Mallory und sein Begleiter Andrew Irvine gingen damals über den Nordgrat und querten unterhalb des Nordostgrades die Nordwand. Von dort kletterten sie die Great Couloir hinauf, eine Steilschlucht, die bis unterhalb des Gipfels reicht.
Info: Mount Everest – Chronologie des Alpinismus am König der Berge
1953: Hillary und Tenzing
Am 29. Mai 1953 brachen der Neuseeländer Edmund Hillary und der Sherpa Tenzing Norgay um 6.30 Uhr vom letzten Lager auf 8510 Meter auf. 88 Meter unterhalb des Gipfels tat sich vor ihnen auf dem südöstlichen Grat eine zwölf Meter und über 70 Grad steile Felsstufe auf. Der „Hillary Step“, das letzte Hindernis auf dem Weg zum Gipfel. Um 11.30 Uhr hissten sie die britische Flagge auf dem Dritten Pol.
1960/1975: Die Chinesen kommen
1960 und 1975 wurde der Everest erstmals von chinesischer Seite über den Nord- und Nordostgrat von einer Seilmannschaft aus dem Reich der Mitte bestiegen.
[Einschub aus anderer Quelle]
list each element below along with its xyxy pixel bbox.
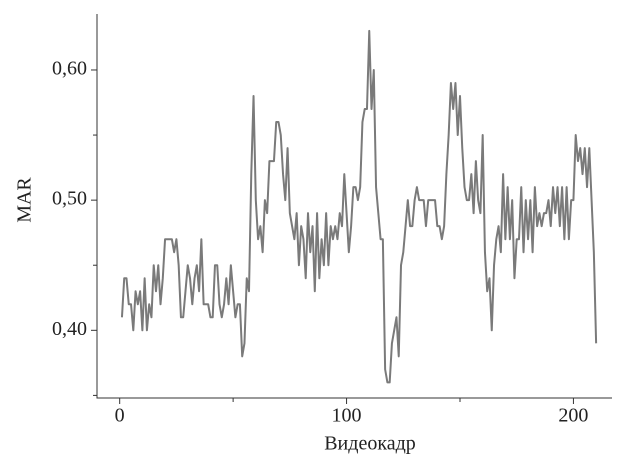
data-line xyxy=(120,29,598,384)
x-axis-label: Видеокадр xyxy=(324,433,416,455)
axes-frame xyxy=(96,14,612,399)
y-tick-label: 0,50 xyxy=(52,188,87,210)
x-tick-label: 0 xyxy=(115,405,125,427)
y-tick-label: 0,60 xyxy=(52,58,87,80)
y-axis-label: MAR xyxy=(14,177,36,223)
y-tick-label: 0,40 xyxy=(52,318,87,340)
x-tick-label: 100 xyxy=(332,405,362,427)
x-tick-label: 200 xyxy=(558,405,588,427)
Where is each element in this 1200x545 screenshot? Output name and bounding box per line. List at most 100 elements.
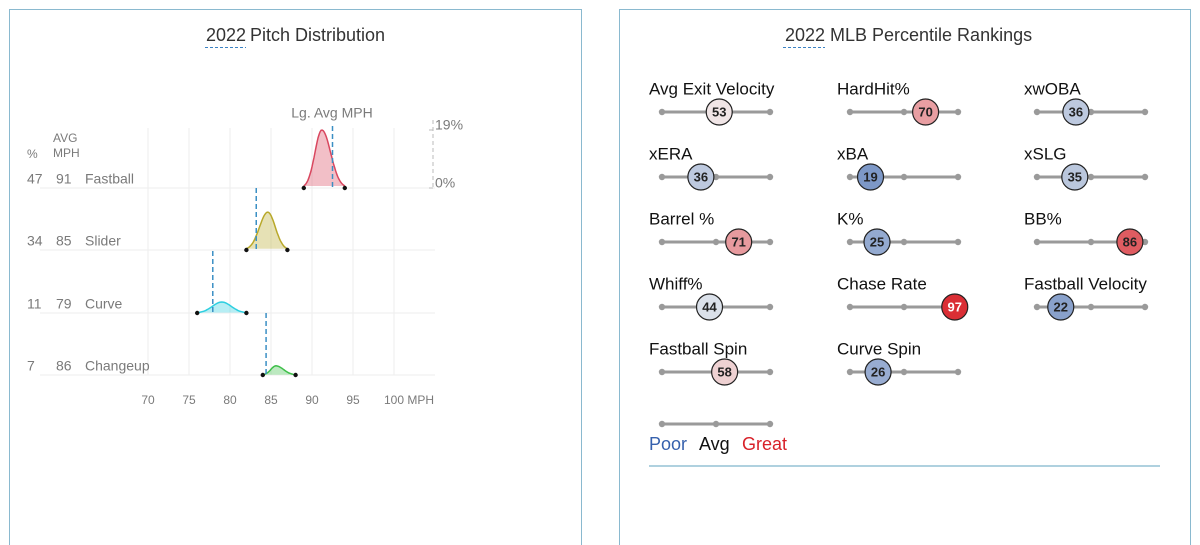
percentile-bubble bbox=[941, 293, 969, 321]
slider-tick bbox=[1087, 108, 1095, 116]
percentile-bubble bbox=[687, 163, 715, 191]
percentile-value: 25 bbox=[870, 234, 884, 249]
slider-tick bbox=[712, 173, 720, 181]
x-tick-label: 80 bbox=[223, 393, 237, 407]
percentile-bubble bbox=[1116, 228, 1144, 256]
metric-name: Barrel % bbox=[649, 209, 714, 228]
percentile-value: 53 bbox=[712, 104, 726, 119]
slider-tick bbox=[1141, 303, 1149, 311]
pitch-pct: 47 bbox=[27, 171, 43, 187]
metric-name: Avg Exit Velocity bbox=[649, 79, 775, 98]
pitch-density-curve bbox=[262, 365, 296, 376]
percentile-value: 19 bbox=[863, 169, 877, 184]
percentile-bubble bbox=[864, 358, 892, 386]
slider-tick bbox=[1087, 303, 1095, 311]
legend-avg: Avg bbox=[699, 434, 730, 454]
percentile-bubble bbox=[695, 293, 724, 321]
percentile-bubble bbox=[1047, 293, 1075, 321]
percentile-bubble bbox=[1062, 98, 1090, 126]
pitch-avg-mph: 86 bbox=[56, 358, 72, 374]
percentile-bubble bbox=[711, 358, 739, 386]
pitch-avg-mph: 91 bbox=[56, 171, 72, 187]
slider-tick bbox=[658, 173, 666, 181]
slider-tick bbox=[658, 238, 666, 246]
x-tick-label: 85 bbox=[264, 393, 278, 407]
pitch-density-curve bbox=[246, 211, 288, 250]
slider-tick bbox=[900, 173, 908, 181]
slider-tick bbox=[766, 238, 774, 246]
metric-name: xERA bbox=[649, 144, 693, 163]
density-tick-label: 19% bbox=[435, 117, 463, 133]
metric-name: HardHit% bbox=[837, 79, 910, 98]
legend-poor: Poor bbox=[649, 434, 687, 454]
slider-tick bbox=[900, 303, 908, 311]
panel-title: Pitch Distribution bbox=[250, 25, 385, 45]
slider-tick bbox=[846, 238, 854, 246]
pitch-avg-mph: 85 bbox=[56, 233, 72, 249]
metric-name: K% bbox=[837, 209, 863, 228]
slider-tick bbox=[846, 303, 854, 311]
metric-name: xSLG bbox=[1024, 144, 1067, 163]
pitch-density-curve bbox=[197, 301, 247, 314]
slider-tick bbox=[766, 368, 774, 376]
range-min-dot bbox=[244, 247, 249, 253]
slider-tick bbox=[1087, 173, 1095, 181]
percentile-panel bbox=[619, 9, 1191, 545]
x-tick-label: 75 bbox=[182, 393, 196, 407]
pitch-panel bbox=[9, 9, 582, 545]
range-max-dot bbox=[285, 247, 290, 253]
percentile-value: 70 bbox=[918, 104, 932, 119]
percentile-value: 86 bbox=[1123, 234, 1137, 249]
x-tick-label: 70 bbox=[141, 393, 155, 407]
slider-tick bbox=[900, 368, 908, 376]
slider-tick bbox=[658, 303, 666, 311]
slider-tick bbox=[954, 173, 962, 181]
slider-tick bbox=[954, 238, 962, 246]
percentile-value: 35 bbox=[1068, 169, 1082, 184]
avg-header: MPH bbox=[53, 146, 80, 160]
slider-tick bbox=[658, 420, 666, 428]
slider-tick bbox=[712, 238, 720, 246]
metric-name: Whiff% bbox=[649, 274, 703, 293]
avg-header: AVG bbox=[53, 131, 77, 145]
slider-tick bbox=[954, 108, 962, 116]
slider-tick bbox=[846, 368, 854, 376]
percentile-value: 36 bbox=[1069, 104, 1083, 119]
metric-name: Fastball Velocity bbox=[1024, 274, 1147, 293]
percentile-value: 26 bbox=[871, 364, 885, 379]
metric-name: Fastball Spin bbox=[649, 339, 747, 358]
slider-tick bbox=[1087, 238, 1095, 246]
x-tick-label: 100 MPH bbox=[384, 393, 434, 407]
slider-tick bbox=[846, 108, 854, 116]
range-min-dot bbox=[260, 372, 265, 378]
pitch-density-fill bbox=[303, 130, 345, 186]
slider-tick bbox=[766, 420, 774, 428]
percentile-value: 22 bbox=[1054, 299, 1068, 314]
slider-tick bbox=[1141, 108, 1149, 116]
range-max-dot bbox=[244, 310, 249, 316]
slider-tick bbox=[1033, 238, 1041, 246]
metric-name: Curve Spin bbox=[837, 339, 921, 358]
slider-tick bbox=[1141, 238, 1149, 246]
x-tick-label: 95 bbox=[346, 393, 360, 407]
percentile-value: 44 bbox=[702, 299, 717, 314]
slider-tick bbox=[900, 108, 908, 116]
metric-name: xBA bbox=[837, 144, 869, 163]
slider-tick bbox=[1033, 108, 1041, 116]
panel-title: MLB Percentile Rankings bbox=[830, 25, 1032, 45]
slider-tick bbox=[658, 368, 666, 376]
metric-name: xwOBA bbox=[1024, 79, 1081, 98]
pitch-pct: 34 bbox=[27, 233, 43, 249]
percentile-bubble bbox=[911, 98, 940, 126]
pitch-pct: 11 bbox=[27, 296, 42, 312]
slider-tick bbox=[766, 108, 774, 116]
slider-tick bbox=[766, 303, 774, 311]
range-min-dot bbox=[195, 310, 200, 316]
percentile-bubble bbox=[705, 98, 733, 126]
metric-name: BB% bbox=[1024, 209, 1062, 228]
percentile-value: 58 bbox=[717, 364, 731, 379]
pitch-avg-mph: 79 bbox=[56, 296, 72, 312]
slider-tick bbox=[766, 173, 774, 181]
metric-name: Chase Rate bbox=[837, 274, 927, 293]
x-tick-label: 90 bbox=[305, 393, 319, 407]
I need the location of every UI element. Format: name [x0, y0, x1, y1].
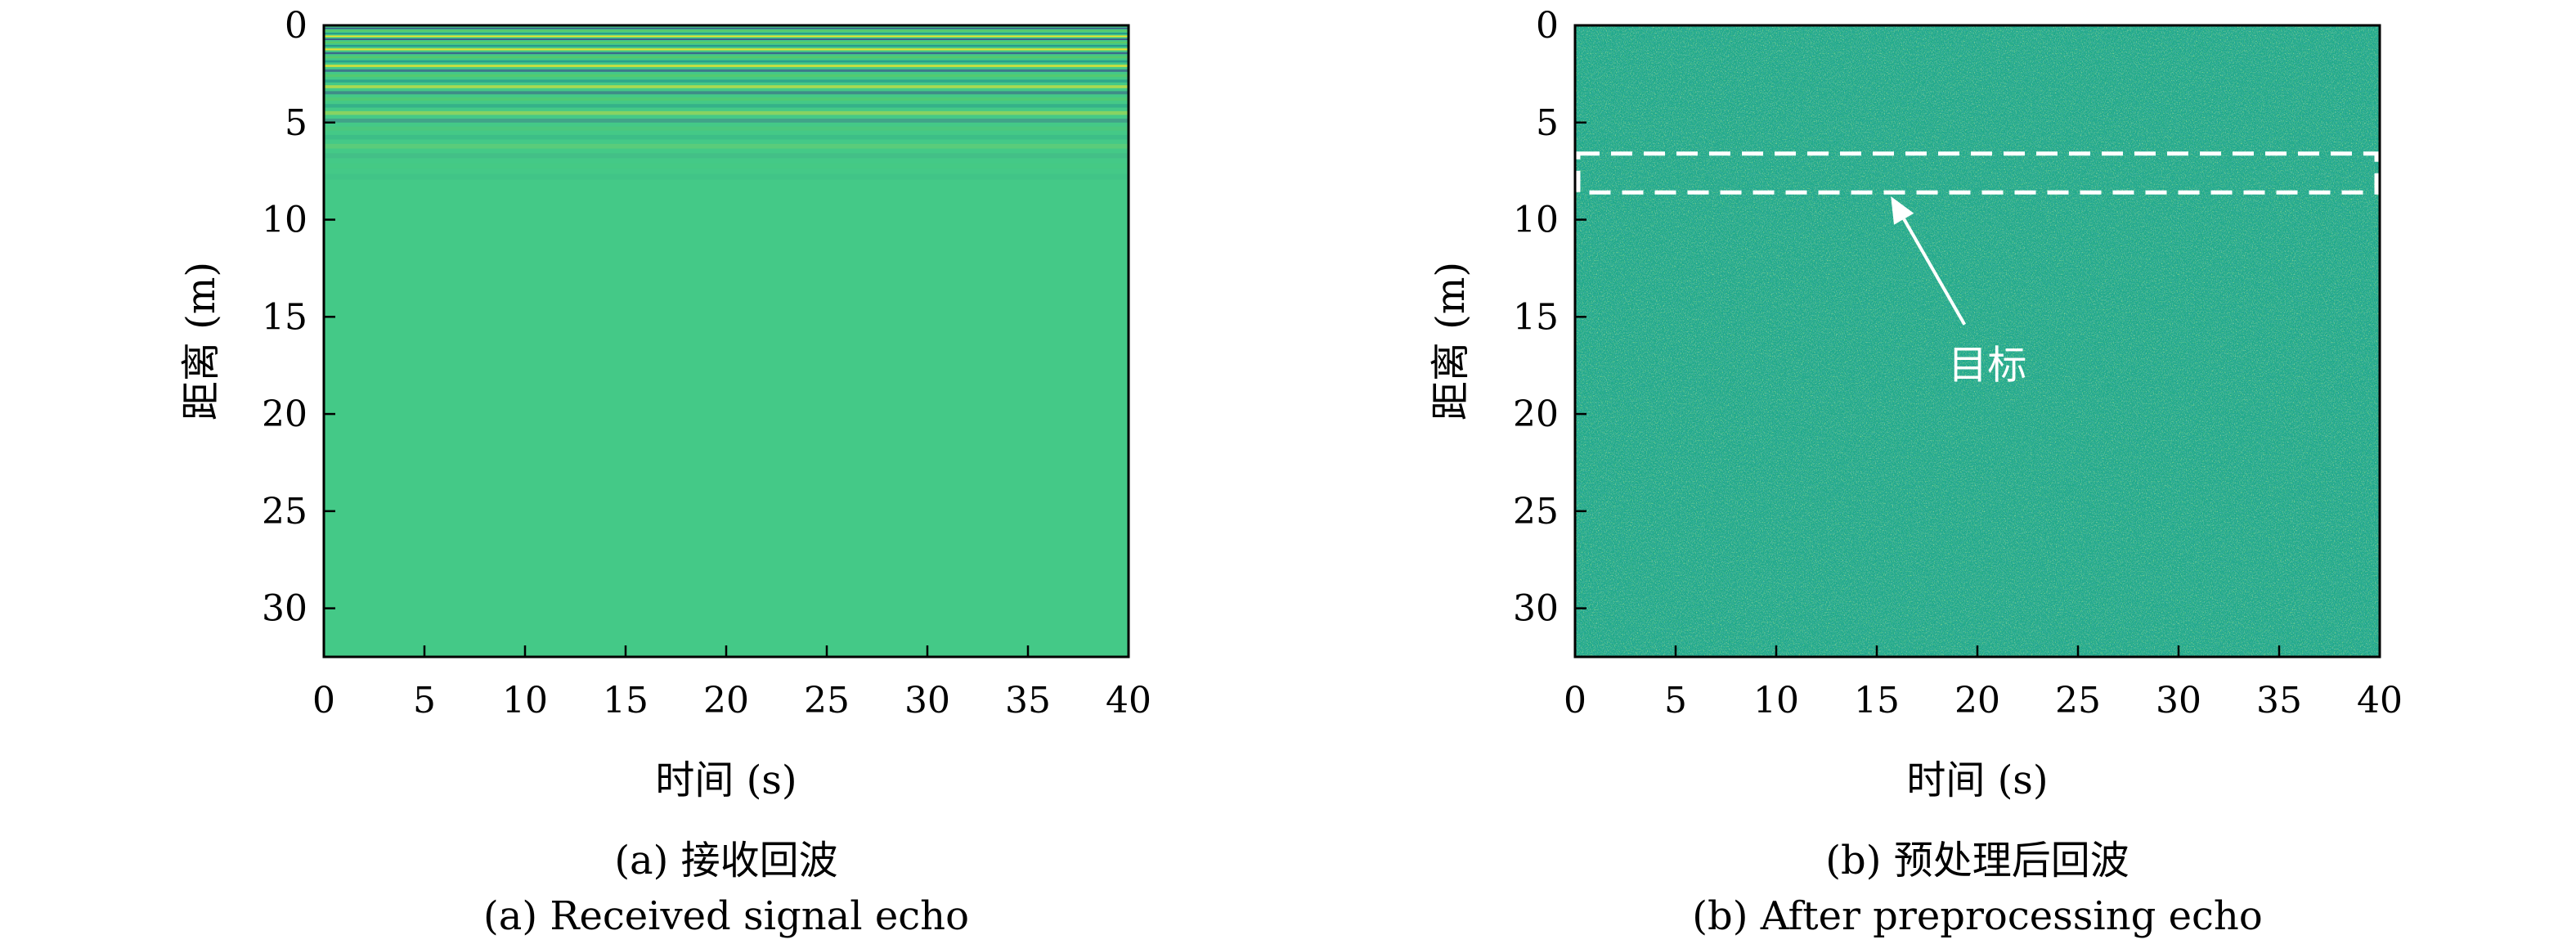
y-tick-label: 25: [1513, 491, 1559, 533]
x-tick-label: 20: [703, 680, 749, 721]
echo-stripe: [324, 33, 1129, 34]
y-tick-label: 20: [1513, 393, 1559, 435]
y-tick-label: 20: [262, 393, 307, 435]
y-tick-label: 10: [262, 200, 307, 241]
x-tick-label: 25: [2055, 680, 2101, 721]
echo-stripe: [324, 38, 1129, 40]
target-box: [1576, 151, 2379, 195]
echo-stripe: [324, 29, 1129, 32]
echo-stripe: [324, 110, 1129, 115]
y-tick-label: 30: [1513, 588, 1559, 630]
panel-a-heatmap: [324, 25, 1129, 657]
panel-b-caption-cn: (b) 预处理后回波: [1825, 838, 2129, 883]
y-tick-label: 5: [1536, 102, 1559, 144]
y-tick-label: 15: [1513, 296, 1559, 338]
echo-stripe: [324, 173, 1129, 180]
echo-stripe: [324, 60, 1129, 63]
panel-b-noise-blue: [1575, 25, 2380, 657]
panel-a-caption-cn: (a) 接收回波: [614, 838, 837, 883]
x-tick-label: 5: [1664, 680, 1687, 721]
panel-b-y-ticks: 0 5 10 15 20 25 30: [1513, 5, 1586, 630]
panel-b-caption-en: (b) After preprocessing echo: [1692, 893, 2262, 939]
echo-stripe: [324, 69, 1129, 72]
x-tick-label: 0: [312, 680, 335, 721]
echo-stripe: [324, 153, 1129, 159]
x-tick-label: 15: [603, 680, 648, 721]
panel-a-ylabel: 距离 (m): [178, 262, 224, 420]
echo-stripe: [324, 118, 1129, 123]
panel-b-ylabel: 距离 (m): [1428, 262, 1474, 420]
x-tick-label: 15: [1854, 680, 1900, 721]
y-tick-label: 10: [1513, 200, 1559, 241]
echo-stripe: [324, 104, 1129, 108]
x-tick-label: 35: [1005, 680, 1051, 721]
x-tick-label: 30: [2156, 680, 2201, 721]
panel-b-xlabel: 时间 (s): [1906, 757, 2048, 803]
target-arrow-head: [1891, 196, 1914, 225]
echo-stripe: [324, 56, 1129, 59]
x-tick-label: 40: [1106, 680, 1151, 721]
panel-a-xlabel: 时间 (s): [655, 757, 797, 803]
x-tick-label: 25: [804, 680, 850, 721]
y-tick-label: 0: [1536, 5, 1559, 47]
echo-stripe: [324, 65, 1129, 67]
target-label: 目标: [1948, 343, 2026, 389]
echo-stripe: [324, 97, 1129, 101]
x-tick-label: 0: [1564, 680, 1586, 721]
echo-stripe: [324, 163, 1129, 169]
y-tick-label: 0: [285, 5, 307, 47]
y-tick-label: 25: [262, 491, 307, 533]
panel-a-y-ticks: 0 5 10 15 20 25 30: [262, 5, 335, 630]
echo-stripe: [324, 85, 1129, 88]
echo-stripe: [324, 74, 1129, 78]
panel-a-x-ticks: 0 5 10 15 20 25 30 35 40: [312, 645, 1151, 721]
panel-b-x-ticks: 0 5 10 15 20 25 30 35 40: [1564, 645, 2403, 721]
x-tick-label: 40: [2357, 680, 2403, 721]
echo-stripe: [324, 52, 1129, 55]
echo-stripe: [324, 134, 1129, 140]
x-tick-label: 5: [413, 680, 436, 721]
x-tick-label: 10: [502, 680, 548, 721]
y-tick-label: 15: [262, 296, 307, 338]
y-tick-label: 5: [285, 102, 307, 144]
echo-stripe: [324, 79, 1129, 83]
echo-stripe: [324, 48, 1129, 51]
echo-stripe: [324, 91, 1129, 95]
echo-stripe: [324, 41, 1129, 43]
echo-stripe: [324, 143, 1129, 149]
target-arrow: [1902, 218, 1967, 326]
panel-a-stripes: [324, 25, 1129, 180]
echo-stripe: [324, 35, 1129, 38]
x-tick-label: 20: [1954, 680, 2000, 721]
panel-a-caption-en: (a) Received signal echo: [483, 893, 969, 939]
echo-stripe: [324, 126, 1129, 131]
panel-a: 0 5 10 15 20 25 30 35 40 0 5 10 15 20 25 30 时间 (s) 距离 …: [178, 5, 1151, 939]
x-tick-label: 35: [2256, 680, 2302, 721]
echo-stripe: [324, 27, 1129, 29]
y-tick-label: 30: [262, 588, 307, 630]
echo-stripe: [324, 44, 1129, 47]
x-tick-label: 10: [1753, 680, 1799, 721]
x-tick-label: 30: [904, 680, 950, 721]
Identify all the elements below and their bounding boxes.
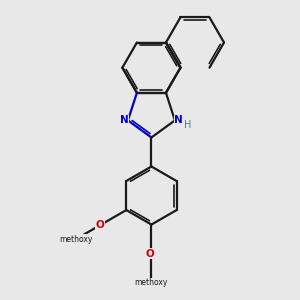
Text: O: O xyxy=(95,220,104,230)
Text: O: O xyxy=(146,249,154,259)
Text: N: N xyxy=(120,116,129,125)
Text: H: H xyxy=(184,120,192,130)
Text: N: N xyxy=(174,116,183,125)
Text: methoxy: methoxy xyxy=(59,235,93,244)
Text: methoxy: methoxy xyxy=(135,278,168,287)
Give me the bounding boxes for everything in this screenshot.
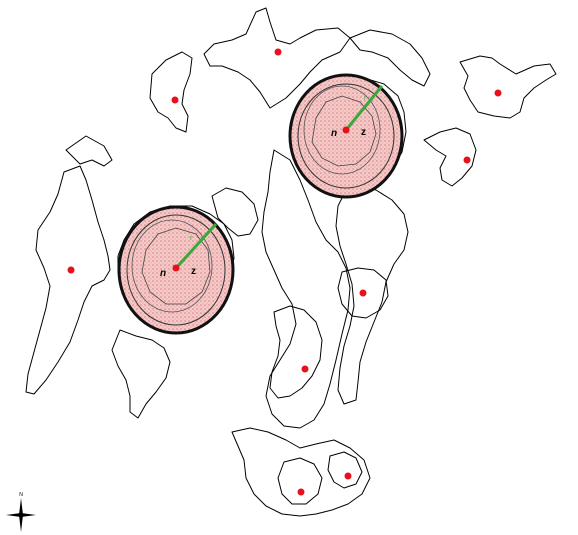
region-lower-right bbox=[337, 267, 389, 319]
marker-bottom-right bbox=[344, 472, 352, 480]
region-lower-left-finger bbox=[111, 329, 171, 419]
region-bottom-right bbox=[327, 451, 363, 489]
region-central-spine bbox=[261, 149, 351, 429]
buffer-ring-2a bbox=[126, 214, 226, 326]
region-top-right-strip bbox=[349, 29, 431, 87]
region-bottom bbox=[231, 427, 371, 517]
region-mid-left-connector bbox=[211, 187, 259, 237]
centroid-label-1: n bbox=[331, 128, 337, 139]
marker-top-left bbox=[171, 96, 179, 104]
region-top-left bbox=[149, 51, 193, 133]
radius-line-2 bbox=[174, 222, 218, 270]
radius-label-1: r bbox=[364, 95, 367, 102]
marker-bottom bbox=[297, 488, 305, 496]
marker-far-left bbox=[67, 266, 75, 274]
centroid-label-2: n bbox=[160, 268, 166, 279]
buffer-ring-1b bbox=[303, 85, 381, 175]
region-far-right bbox=[459, 55, 557, 119]
radius-line-1 bbox=[344, 85, 384, 131]
buffer-inner-outline-1 bbox=[311, 95, 377, 167]
radius-label-2: r bbox=[190, 235, 193, 242]
buffer-zone-1: n z r bbox=[288, 73, 404, 199]
buffer-ring-1a bbox=[297, 83, 395, 189]
compass-horizontal bbox=[6, 513, 36, 517]
region-left-triangle bbox=[65, 135, 113, 167]
marker-top-middle bbox=[274, 48, 282, 56]
marker-lower-right bbox=[359, 289, 367, 297]
buffer-ring-2b bbox=[131, 219, 213, 313]
region-outlines bbox=[25, 7, 557, 517]
buffer-inner-outline-2 bbox=[141, 227, 211, 305]
region-right-small bbox=[423, 127, 477, 187]
marker-lower-middle bbox=[301, 365, 309, 373]
buffer-zone-2: n z r bbox=[117, 205, 235, 335]
region-top-middle bbox=[203, 7, 351, 109]
marker-right-small bbox=[463, 156, 471, 164]
region-bottom-inner bbox=[277, 457, 323, 505]
north-arrow-icon: N bbox=[6, 492, 36, 532]
centroid-marker-2 bbox=[172, 264, 180, 272]
centroid-marker-1 bbox=[342, 126, 350, 134]
zone-label-1: z bbox=[361, 127, 366, 138]
region-markers bbox=[67, 48, 502, 496]
buffer-circle-1 bbox=[288, 73, 404, 199]
north-label: N bbox=[19, 492, 23, 498]
region-lower-middle bbox=[269, 305, 323, 399]
region-right-vertical bbox=[335, 183, 409, 405]
region-far-left bbox=[25, 165, 111, 395]
zone-label-2: z bbox=[191, 266, 196, 277]
marker-far-right bbox=[494, 89, 502, 97]
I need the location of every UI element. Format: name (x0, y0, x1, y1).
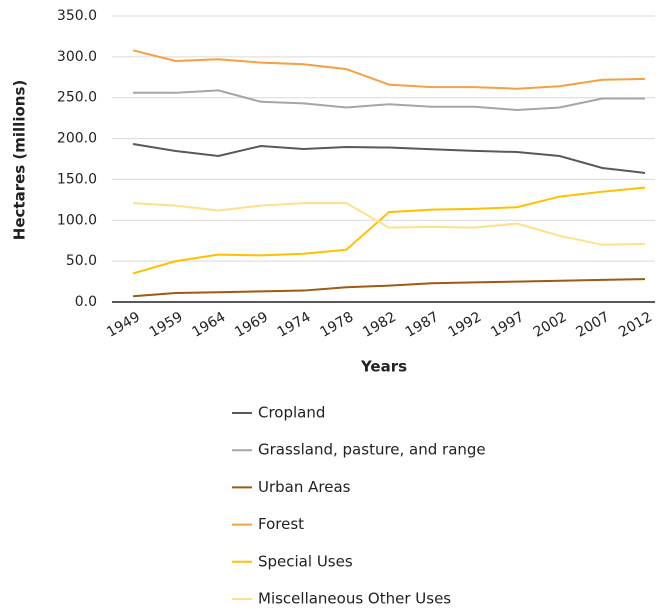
y-tick-label: 50.0 (66, 253, 97, 269)
x-tick-label: 2007 (573, 309, 612, 341)
x-tick-label: 1997 (488, 309, 527, 341)
y-tick-label: 300.0 (57, 49, 97, 65)
y-tick-label: 200.0 (57, 131, 97, 147)
x-tick-label: 1949 (104, 309, 143, 341)
legend-label: Forest (258, 515, 304, 533)
legend-label: Miscellaneous Other Uses (258, 590, 451, 608)
x-tick-label: 1978 (317, 309, 356, 341)
x-tick-label: 2012 (616, 309, 655, 341)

Die Nord- und Südroute werden heute von den meisten Expeditionen begangen.
1976: Die erste Frau
Am 16. Mai 1976 stand mit der Japanerin Junko Tabei die erste Frau auf dem Everest.
1978: Messner und Habeler
Am 8. Mai 1978 erreichten Reinhold Messner und Peter Habeler den Gipfel erstmals ohne zusätzlichen Sauerstoff.
1980: Cichy und Wielicki
Zwei Jahre später, am 17. Februar 1980 bestiegen die beiden Polen Lezek Cichy und Krzysztof Wielicki das Massiv erstmals im Winter. Temperaturen von minus 45 Grad Celsius und Windgeschwindigkeiten von 200 Stundenkilometern kosteten sie fast das Leben.
1980: Messner-Solo
Als größte bergsteigerische Leistung am Everest gilt die Alleinbegehung des Berges durch Messner im Alpinstil. Ohne Fremdhilfe, ohne vorher präparierte Route und in einem Zug vom Basislager zum Gipfel stieg der damals 36-Jährige die 3500 Höhenmeter. Für seine Solobesteigung wählte er die Nordroute, querte oberhalb des Nordsattels in die Norton Couloir, eine Steilschlucht in der Nordwand, die bis 150 Meter unter den Gipfel führt (mit dpa-Agenturmaterial).